On the second level, apart from further clothes, was a door. A wooden door that was so incongruous with the rest of the room it stood out like a sore thumb, but yet, seemed so invisible too. Its facade was embossed in countless Gallifreyan symbols and markings that moulded into a pattern among themselves as the Time Lord approached, vines strained across the walls by it and no clothes lay or stood near it. It stood solitary in its place, and was daunting to the Doctor as he grew ever nearer.
He opened the door as he took one final step.
The room he now stood in was lit in a dark, soothing shade. More roundels were on the walls like the rest of the ship, but these were more of a dying pink blush. A perpetual sunset contained into small magical lights on the wall. Coating the walls in their own individual spots were more outfits, memoirs, collectibles, odd trinkets, odds and ends. On a sleek copper shelf to his right, many metal sticks lay. On the far left one looked like a small pen light, its shaft a cold silver metal. Another device next to it was more advanced, a long silver handle with a round red tip with a bullet head on its end. More lay next to that, all different in their demeanour, finishing with a more modern device, a bronze and silver shaft ending in a green glowing tip that extended upward. The Doctor smiled as he removed it from its place and played with it in his hands. He rolled it between his fingertips, judging it and remembering how to use it and the memories that belonged in it.
The Doctor carried on about the room, device in hand, that he recalled giving the name: sonic screwdriver. He passed Van Gogh paintings, Einstein theories, more Gallifreyan writing which he now could read after remembering how to.
After a complex reboot in his new set of regenerations, the Doctor felt himself coming back. He could remember everything again, every face, every memory, every planet and every star. Every companion, everyone he loved. Everyone he lost.
And it consumed him, transported him, taking him back to everything he had adored, lost, and recovered from. He recalled his home, his first trip in the TARDIS. Susan. Barbara and Ian.
Companion after companion, friend after friend. Some he lost, some he dropped off, and they all shared part of his hearts.

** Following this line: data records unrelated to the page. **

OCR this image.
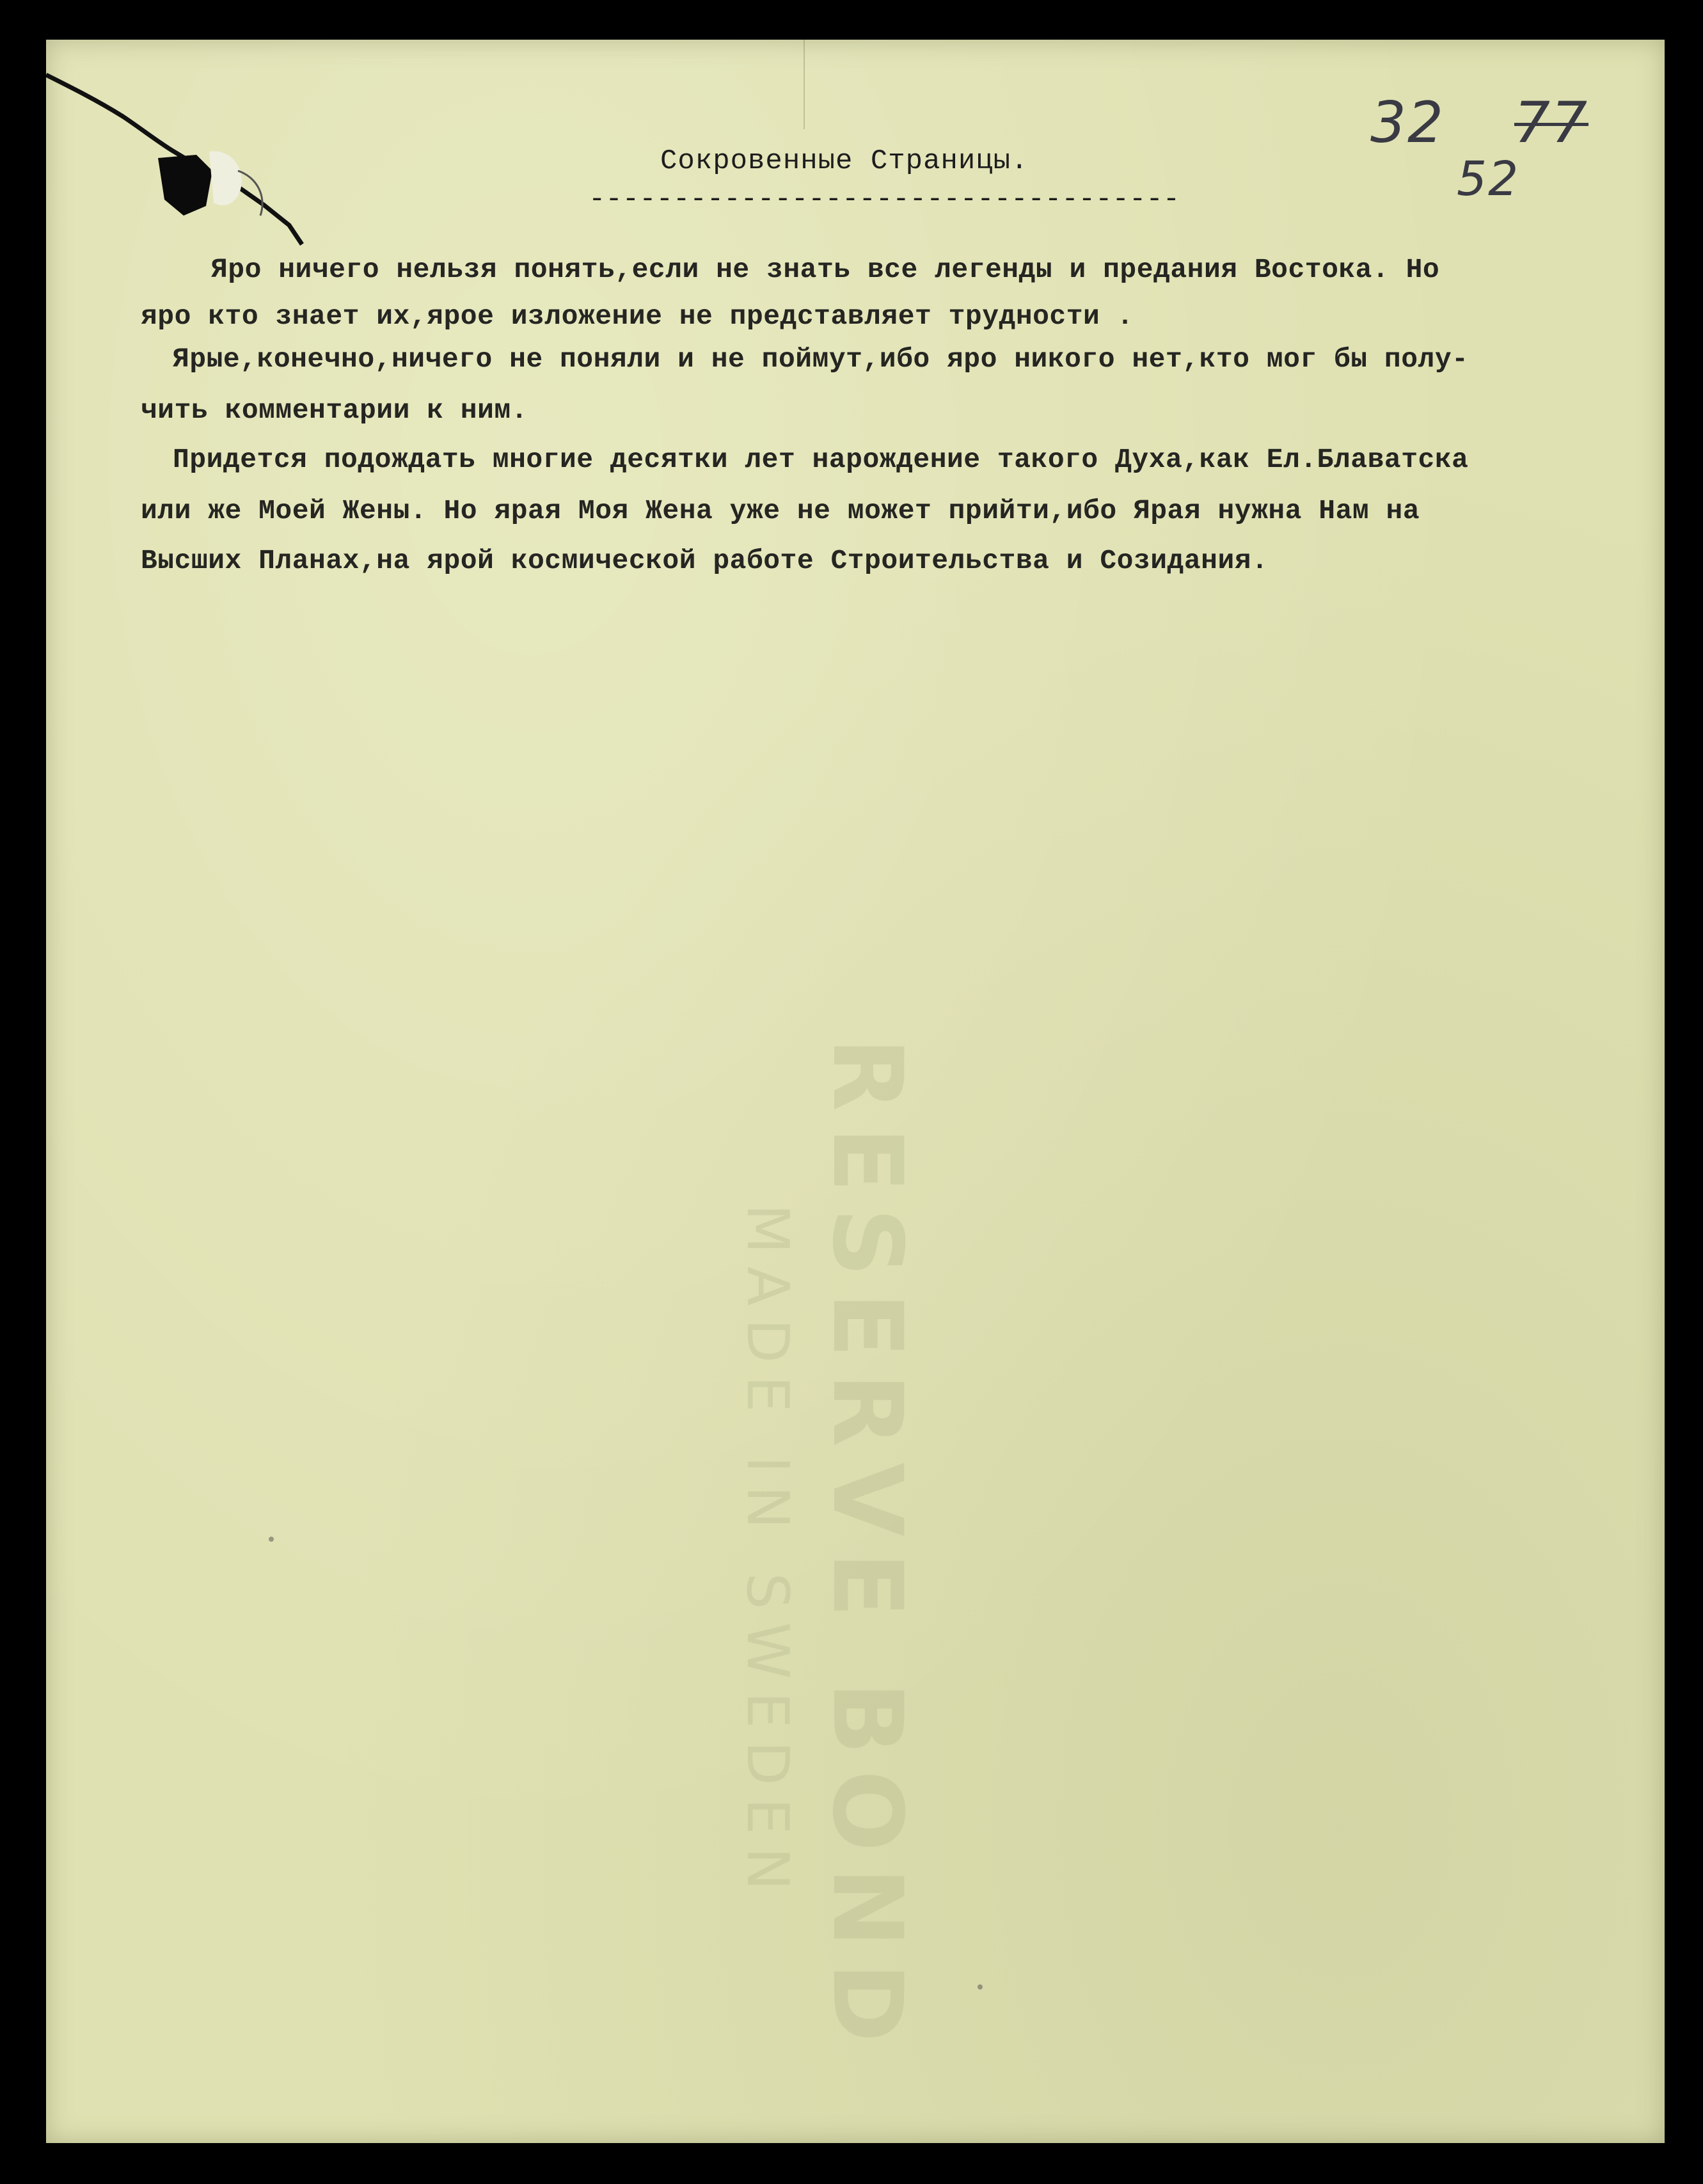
32 77
52
Сокровенные Страницы.
-----------------------------------
Яро ничего нельзя понять,если не знать все легенды и предания Востока. Но
яро кто знает их,ярое изложение не представляет трудности .
Ярые,конечно,ничего не поняли и не поймут,ибо яро никого нет,кто мог бы полу-
чить комментарии к ним.
Придется подождать многие десятки лет нарождение такого Духа,как Ел.Блаватска
или же Моей Жены. Но ярая Моя Жена уже не может прийти,ибо Ярая нужна Нам на
Высших Планах,на ярой космической работе Строительства и Созидания.
RESERVE BOND
MADE IN SWEDEN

Pushing all the dark memories and nightmares from his head. And dismissing the happy recollections, he started off again. Coming finally to the back wall of the room, where twelve garments stood. All his previous attires. From the grumpy old man, to the awfully long scarf (which he had grown out of, of course), all the way to the converse and trench coat, and the bow tie and tweed.
All himself. That would never change.